I took out my notebook and made some squiggles in it, mostly for show. “What can you tell me about Mrs. Bertolucci?”
“Well, let's see,” Mrs. Kramer said. “Her maiden name was Dunlap; she was Irish … but you must already know that.”
“Mmm.”
“I think Mr. Bertolucci met her through her father. He ran a plumbing supply company in Santa Rosa … no, he was a plumbing contractor, that's right. Used to hunt out here before all the land was posted, and Mr. Bertolucci made some of his trophies. He died a year or so before Mrs. Bertolucci disappeared.”
“Did she have other relatives in Santa Rosa?”
“Not that I know of. You haven't been able to find any?”
“Not so far. Did she have any close friends here in Tomales, someone I might talk to?”
“Well … her best friend was Bernice Toland, but Bernice died several years back. Kate wrote her a note before she left town, said she was going away with a man; that was the first Bernice knew about it, apparently.”
“Bernice never heard from her again?”
“No, never.”
“Is there anybody else I might see?”
“A couple of others, I suppose, but I don't think they can tell you much more than I have.”
I took their names and addresses, thanked Mrs. Kramer and her daughter, and went out to my car. For a time I sat there watching the fog swirl across the deserted highway, mulling over what I had just learned. It all seemed to fit. And what seemed to fit, too, was the way Angelo Bertolucci had dealt with his wife's disappearance—the way a man would if he had something to hide, if he'd had something to do with the disappearing.
Bertolucci was the one I wanted to talk to now; the two casual acquaintances of his wife's could wait. I started the car and swung out onto Dillon Beach Road and drove up toward Hill Street. The fog was so thick my headlight beams seemed to break off against the wall of it, smearing yellow across the gray but not penetrating it. I had to drive at a virtual crawl; I couldn't see more than twenty yards ahead.
The street sign came up out of the mist—Hill Street—and then the joining of its unpaved surface with the road I was on. Out of habit I put on the turn signal just before I started the right-hand swing.

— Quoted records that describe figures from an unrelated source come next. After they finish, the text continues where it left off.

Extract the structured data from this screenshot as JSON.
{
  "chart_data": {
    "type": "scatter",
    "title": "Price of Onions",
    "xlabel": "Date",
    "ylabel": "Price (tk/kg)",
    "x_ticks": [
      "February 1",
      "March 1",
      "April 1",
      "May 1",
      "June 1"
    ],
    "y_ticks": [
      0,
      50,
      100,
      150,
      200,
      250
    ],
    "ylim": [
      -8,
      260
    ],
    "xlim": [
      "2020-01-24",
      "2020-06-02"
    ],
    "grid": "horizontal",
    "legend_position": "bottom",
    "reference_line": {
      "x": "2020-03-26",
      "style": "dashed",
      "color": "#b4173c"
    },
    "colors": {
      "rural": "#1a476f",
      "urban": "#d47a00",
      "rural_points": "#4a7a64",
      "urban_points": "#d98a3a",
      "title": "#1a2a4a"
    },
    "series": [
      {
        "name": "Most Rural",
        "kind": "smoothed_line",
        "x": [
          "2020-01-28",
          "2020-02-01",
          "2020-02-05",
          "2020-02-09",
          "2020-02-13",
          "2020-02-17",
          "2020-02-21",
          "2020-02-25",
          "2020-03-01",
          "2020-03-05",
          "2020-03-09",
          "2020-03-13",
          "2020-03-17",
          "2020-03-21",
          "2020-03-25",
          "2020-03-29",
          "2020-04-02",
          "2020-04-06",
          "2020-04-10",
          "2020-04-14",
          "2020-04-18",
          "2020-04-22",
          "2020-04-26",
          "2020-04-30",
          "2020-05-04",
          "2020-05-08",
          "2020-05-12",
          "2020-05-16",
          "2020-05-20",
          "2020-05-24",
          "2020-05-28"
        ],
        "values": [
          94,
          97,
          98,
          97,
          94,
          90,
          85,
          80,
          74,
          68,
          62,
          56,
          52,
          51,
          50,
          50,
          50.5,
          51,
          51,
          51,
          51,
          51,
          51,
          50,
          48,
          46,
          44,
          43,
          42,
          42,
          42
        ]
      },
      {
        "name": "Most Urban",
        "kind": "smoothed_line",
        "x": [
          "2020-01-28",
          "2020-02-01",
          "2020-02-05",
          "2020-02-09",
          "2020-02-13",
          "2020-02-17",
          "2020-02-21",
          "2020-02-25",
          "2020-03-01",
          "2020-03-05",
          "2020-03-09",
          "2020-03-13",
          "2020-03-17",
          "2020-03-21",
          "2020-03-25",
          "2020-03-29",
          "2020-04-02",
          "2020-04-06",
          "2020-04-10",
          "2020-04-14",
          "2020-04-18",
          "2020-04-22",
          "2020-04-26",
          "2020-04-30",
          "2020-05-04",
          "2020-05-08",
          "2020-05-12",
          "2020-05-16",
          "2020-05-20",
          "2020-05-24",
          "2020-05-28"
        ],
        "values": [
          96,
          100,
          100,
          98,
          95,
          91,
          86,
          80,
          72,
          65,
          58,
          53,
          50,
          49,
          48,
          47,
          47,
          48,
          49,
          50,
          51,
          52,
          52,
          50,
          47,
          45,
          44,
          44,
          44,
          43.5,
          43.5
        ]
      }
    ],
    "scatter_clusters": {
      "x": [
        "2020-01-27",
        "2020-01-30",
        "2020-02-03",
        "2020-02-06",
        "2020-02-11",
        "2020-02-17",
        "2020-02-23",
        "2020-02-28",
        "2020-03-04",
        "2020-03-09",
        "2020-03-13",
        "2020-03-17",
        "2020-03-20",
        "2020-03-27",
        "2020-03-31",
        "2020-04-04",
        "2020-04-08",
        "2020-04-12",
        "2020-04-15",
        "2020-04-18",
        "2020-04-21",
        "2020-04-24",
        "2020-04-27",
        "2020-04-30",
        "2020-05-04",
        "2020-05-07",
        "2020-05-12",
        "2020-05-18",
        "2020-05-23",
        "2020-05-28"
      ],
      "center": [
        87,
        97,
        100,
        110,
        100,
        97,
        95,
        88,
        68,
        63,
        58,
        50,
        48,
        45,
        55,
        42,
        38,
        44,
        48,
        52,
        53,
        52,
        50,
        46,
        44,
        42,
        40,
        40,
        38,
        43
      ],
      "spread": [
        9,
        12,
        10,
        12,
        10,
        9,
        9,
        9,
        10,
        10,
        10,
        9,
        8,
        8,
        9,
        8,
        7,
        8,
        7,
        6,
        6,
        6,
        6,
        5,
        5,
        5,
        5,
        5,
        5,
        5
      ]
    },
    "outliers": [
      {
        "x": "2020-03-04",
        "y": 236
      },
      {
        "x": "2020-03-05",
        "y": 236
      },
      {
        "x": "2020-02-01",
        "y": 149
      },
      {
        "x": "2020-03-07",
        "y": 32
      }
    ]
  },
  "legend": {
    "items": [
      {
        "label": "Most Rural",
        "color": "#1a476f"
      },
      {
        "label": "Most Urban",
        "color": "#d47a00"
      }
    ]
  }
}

There was a rush of thrumming sound in the fog ahead, and all at once a car came hurtling out of Hill Street, just a dark shape, no lights, like some sort of phantom materializing. I let out a yell, jerked the wheel hard right, came down on the brake pedal; the rear end broke loose and for a second or two I lost control, skidding on the rutted gravelly surface. The other driver had swerved too, which prevented a head-on collision, but as it was his car scraped along my left rear fender and booted my clunker around until it was slanted sideways across the road. The bump put an end to the skid, at least, and let me get the thing stopped. Meanwhile the other car bounced off, careened out onto Dillon Beach Road, and was almost immediately swallowed up by the gray mist. It had all happened so fast that I couldn't identify the make or model or even its color.
I shouted, “You stupid goddamn son of a bitch bastard!” at the top of my lungs, which wasn't very smart: coming on top of my fright, it might have given me a coronary. As it was, all I got was a raw throat and no satisfaction. I sat there for a minute or so, until I calmed down. Sat in silence, with nothing moving around me except the fog. The nearest house, the one with the Confederate flag for a window curtain, showed no light; the driver of the other car, drunk or sober, crazy or just plain witless, probably lived there. Christ!